Token Probability Distribution Analysis

The authors analyze the token probability distributions before and after fine-tuning with DFT, SFT, and RL methods. SFT uniformly increases token probabilities, tightly fitting the training data. In contrast, DFT produces a bimodal distribution, boosting probabilities for some tokens while suppressing others, particularly grammatical or connective words. This suggests that robust generalization may require deprioritizing tokens with low semantic content.

Figure 2: Token probability distributions on the training set before training and after fine-tuning with DFT, SFT, and various RL methods including DPO, PPO, and GRPO. A logarithmic scale is used on the y-axis to improve visualization clarity.

Hyperparameter Ablation

Ablation studies on learning rate and batch size confirm that DFT consistently outperforms SFT across all configurations. Both methods are sensitive to learning rate, with intermediate values yielding the best results, but batch size has minimal impact on final accuracy.

Figure 3: Ablation paper of training hyper-parameters, learning rates and batch size, for DFT and SFT on Qwen2.5-Math-1.5B model.

Implementation and Practical Considerations

DFT is straightforward to implement: simply multiply the token-level cross-entropy loss by the model's token probability, with a stop-gradient to prevent bias. This modification is computationally efficient and does not require additional sampling, reward models, or reference policies. DFT is robust to hyperparameter choices and scales well across model sizes and dataset sizes. The method is particularly advantageous in settings where only positive expert demonstrations are available and RL is impractical due to resource constraints or lack of reward signals.

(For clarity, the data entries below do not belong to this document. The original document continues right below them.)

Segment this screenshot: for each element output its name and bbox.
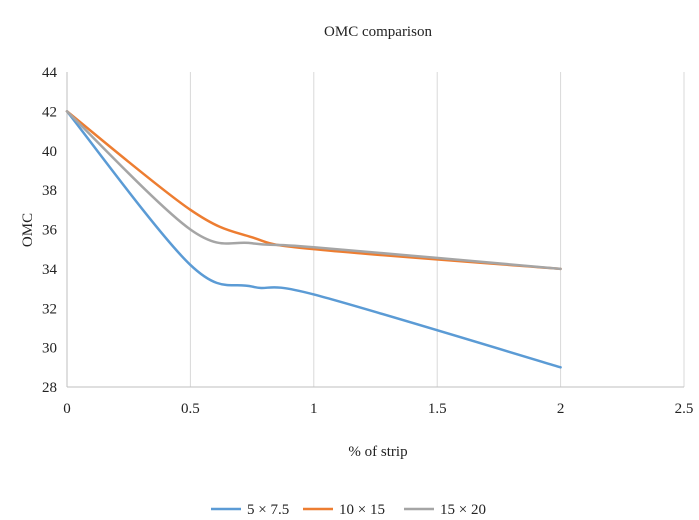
x-tick-labels: 0 0.5 1 1.5 2 2.5 (63, 401, 693, 417)
series-line-2 (65, 110, 562, 271)
legend: 5 × 7.5 10 × 15 15 × 20 (211, 502, 486, 518)
y-tick-label: 34 (42, 262, 58, 278)
x-tick-label: 0.5 (181, 401, 200, 417)
x-axis-title: % of strip (348, 444, 407, 460)
x-tick-label: 1.5 (428, 401, 447, 417)
chart-title: OMC comparison (324, 24, 432, 40)
x-tick-label: 2.5 (675, 401, 694, 417)
series-line-1 (65, 110, 562, 369)
y-tick-labels: 28 30 32 34 36 38 40 42 44 (42, 65, 58, 396)
y-tick-label: 30 (42, 341, 57, 357)
y-tick-label: 28 (42, 380, 57, 396)
x-tick-label: 0 (63, 401, 71, 417)
x-tick-label: 2 (557, 401, 565, 417)
series-line-3 (65, 110, 562, 271)
series-lines (65, 110, 562, 369)
y-tick-label: 38 (42, 183, 57, 199)
y-tick-label: 36 (42, 223, 58, 239)
axes (66, 72, 684, 388)
legend-label-1: 5 × 7.5 (247, 502, 289, 518)
y-tick-label: 42 (42, 104, 57, 120)
legend-label-2: 10 × 15 (339, 502, 385, 518)
y-tick-label: 32 (42, 301, 57, 317)
y-tick-label: 40 (42, 144, 57, 160)
y-tick-label: 44 (42, 65, 58, 81)
y-axis-title: OMC (20, 213, 36, 247)
legend-label-3: 15 × 20 (440, 502, 486, 518)
vertical-gridlines (189, 72, 685, 387)
x-tick-label: 1 (310, 401, 318, 417)
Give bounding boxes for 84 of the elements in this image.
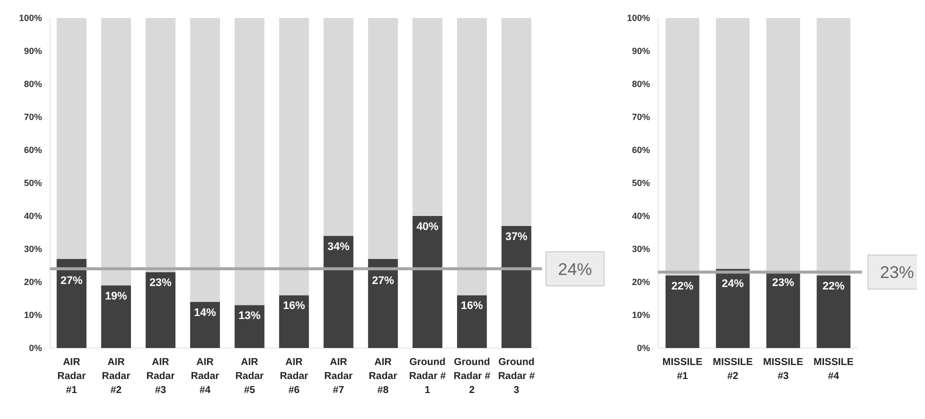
x-tick-label: AIR Radar #4	[190, 357, 220, 396]
data-label: 23%	[772, 277, 794, 290]
data-label: 19%	[105, 290, 128, 302]
ref-line-label: 23%	[880, 263, 914, 282]
data-label: 23%	[150, 277, 172, 290]
y-tick-label: 90%	[24, 46, 42, 56]
x-tick-label: Ground Radar # 2	[454, 357, 491, 396]
bar	[716, 268, 750, 348]
y-tick-label: 70%	[632, 112, 650, 122]
x-tick-label: MISSILE #2	[712, 357, 754, 382]
y-tick-label: 50%	[24, 178, 42, 188]
bar	[457, 295, 487, 348]
bar	[146, 18, 176, 272]
bar	[368, 18, 398, 259]
bar	[56, 18, 86, 259]
y-tick-label: 80%	[24, 79, 42, 90]
x-tick-label: AIR Radar #1	[57, 357, 86, 396]
x-tick-label: AIR Radar #8	[368, 357, 398, 396]
bar	[190, 302, 220, 348]
bar	[412, 18, 442, 216]
data-label: 37%	[505, 230, 528, 243]
bar	[324, 236, 354, 348]
y-tick-label: 60%	[632, 145, 650, 156]
y-tick-label: 30%	[632, 244, 650, 254]
y-tick-label: 90%	[632, 46, 650, 56]
data-label: 34%	[327, 240, 350, 253]
bar	[279, 295, 309, 348]
x-tick-label: MISSILE #3	[763, 357, 804, 382]
y-tick-label: 0%	[28, 343, 42, 354]
x-tick-label: AIR Radar #3	[146, 357, 175, 396]
bar	[190, 18, 220, 302]
x-tick-label: Ground Radar # 3	[498, 357, 536, 396]
x-tick-label: AIR Radar #7	[324, 357, 353, 396]
bar	[412, 216, 442, 348]
y-tick-label: 100%	[18, 13, 42, 24]
y-tick-label: 10%	[632, 310, 650, 320]
y-tick-label: 0%	[636, 343, 650, 354]
y-tick-label: 30%	[24, 244, 42, 254]
bar	[324, 18, 354, 236]
data-label: 27%	[372, 274, 394, 287]
bar	[101, 18, 131, 286]
y-tick-label: 10%	[24, 310, 42, 320]
bar	[502, 226, 532, 348]
y-tick-label: 60%	[24, 145, 42, 156]
bar	[234, 18, 264, 306]
data-label: 22%	[822, 280, 845, 292]
bar	[766, 272, 800, 348]
bar	[502, 18, 532, 226]
bar	[716, 18, 750, 269]
x-tick-label: AIR Radar #6	[280, 357, 308, 396]
x-tick-label: Ground Radar # 1	[409, 357, 446, 396]
data-label: 22%	[671, 280, 694, 292]
y-tick-label: 100%	[626, 13, 650, 24]
y-tick-label: 50%	[632, 178, 650, 188]
bar	[816, 275, 850, 348]
x-tick-label: AIR Radar #2	[102, 357, 130, 396]
data-label: 16%	[282, 300, 306, 312]
bar	[146, 272, 176, 348]
y-tick-label: 20%	[24, 277, 42, 288]
bar	[666, 18, 700, 276]
y-tick-label: 40%	[24, 211, 42, 222]
x-tick-label: MISSILE #1	[662, 357, 703, 382]
x-tick-label: AIR Radar #5	[235, 357, 264, 396]
bar	[457, 18, 487, 296]
bar	[279, 18, 309, 296]
x-tick-label: MISSILE #4	[814, 357, 854, 382]
data-label: 40%	[416, 221, 439, 233]
data-label: 16%	[460, 300, 484, 312]
data-label: 24%	[722, 278, 744, 290]
bar	[56, 258, 86, 348]
bar	[816, 18, 850, 276]
ref-line-label: 24%	[558, 260, 592, 279]
data-label: 27%	[60, 274, 83, 287]
bar	[666, 275, 700, 348]
data-label: 13%	[238, 310, 261, 322]
y-tick-label: 20%	[632, 277, 650, 288]
y-tick-label: 40%	[632, 211, 650, 222]
bar	[101, 285, 131, 348]
bar	[766, 18, 800, 272]
data-label: 14%	[194, 306, 216, 319]
bar	[368, 258, 398, 348]
y-tick-label: 70%	[24, 112, 42, 122]
y-tick-label: 80%	[632, 79, 650, 90]
bar	[234, 305, 264, 348]
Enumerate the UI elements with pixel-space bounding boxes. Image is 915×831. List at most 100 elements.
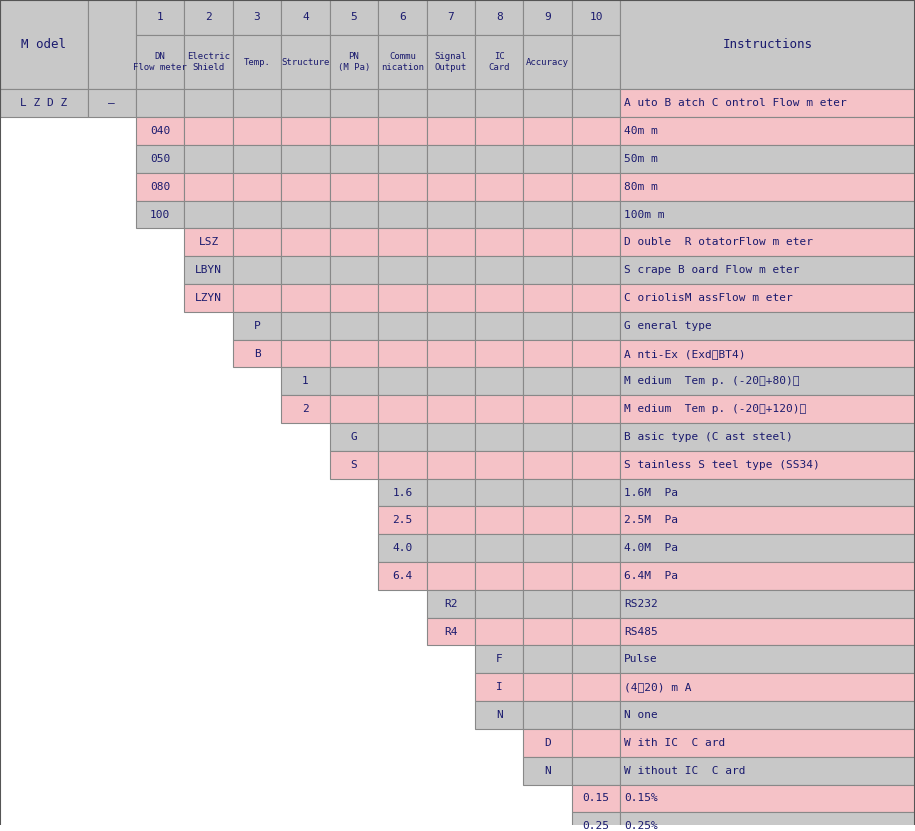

Implications and Future Directions

Theoretically, this work clarifies the connection between SFT and RL, pinpointing the source of SFT's generalization gap and providing a principled solution. Practically, DFT offers a scalable, efficient alternative to RL-based fine-tuning, with strong empirical performance on mathematical reasoning tasks. The findings suggest that dynamic reweighting can mitigate overfitting and improve generalization in LLMs, potentially extending to other domains such as code generation, commonsense QA, and multimodal tasks. Future work should explore DFT's applicability to larger models and diverse datasets, as well as its integration with hybrid SFT-RL pipelines.

Conclusion

This paper provides a rigorous theoretical foundation for understanding the limitations of SFT in LLMs and introduces Dynamic Fine-Tuning as a simple, effective remedy. By rectifying the implicit reward structure of SFT, DFT stabilizes optimization and substantially improves generalization, outperforming both standard SFT and RL-based methods in challenging mathematical reasoning tasks. The approach is easy to implement, computationally efficient, and robust across models and datasets, making it a practical solution for LLM alignment in resource-constrained or feedback-limited scenarios. The insights and methodology presented here have significant implications for the future development of scalable, generalizable LLMs.